Question

1.A ball is thrown from a stadium 45m above the ground with a horizontal velocity of5.7m/s.a) How long does it the ball to hit the ground below?b) How far from the base of the stadium will the ball land?

Answer 1

Given data:

* The height of the stadium is 45 m.

* The horizontal velocity of the ball is 5.7 m/s.

Solution:

By the kinematics equation, the vertical motion of the ball is,

`H=u_yt+(1)/(2)gt^2`

where H is the height, g is the acceleration due to gravity, u_y is the vertical initial velocity, and t is the time taken,

The vertical initial velocity of the ball is zero.

Substituting the known values,

`\begin{gathered} 45=0+(1)/(2)*9.8* t^2 \\ 45=4.9* t^2 \\ t^2=(45)/(4.9) \\ t^2=9.2 \\ t=3.03\text{ s} \end{gathered}`

Thus, the time taken by the ball to hit the ground is 3.03 seconds.

(b).

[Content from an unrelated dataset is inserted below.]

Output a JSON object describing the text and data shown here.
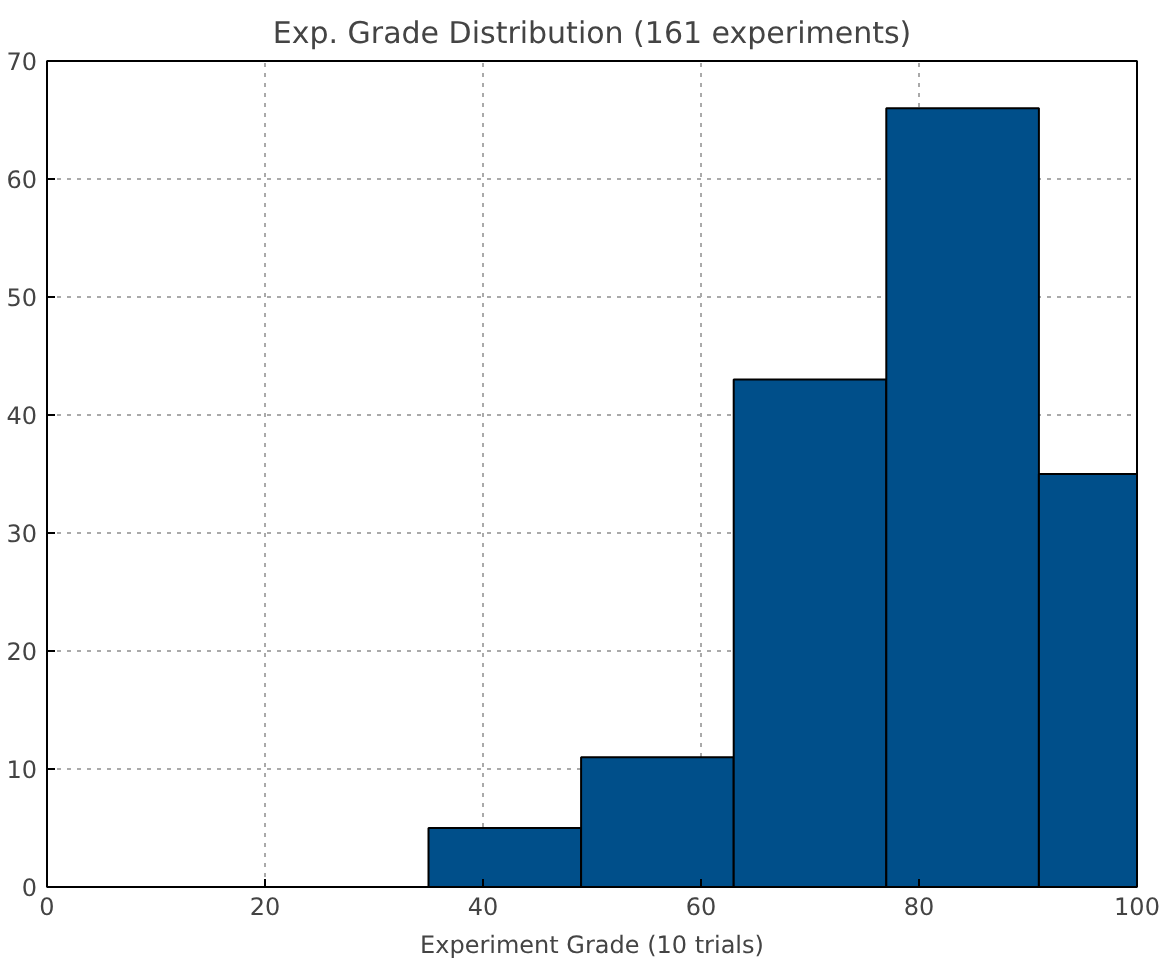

By the kinematics equation, the horizontal motion of the ball is,

`R=u_xt+(1)/(2)at^2`

where u_x is the horizontal initial velocity, a is the acceleration, and R is the horizontal range,

The acceleration of the ball in the horizontal direction is zero.

Substituting the known values,

`\begin{gathered} R=5.7*3.03+0 \\ R=17.27\text{ m} \end{gathered}`

Thus, the ball will land 17.27 meter from the base of stadium.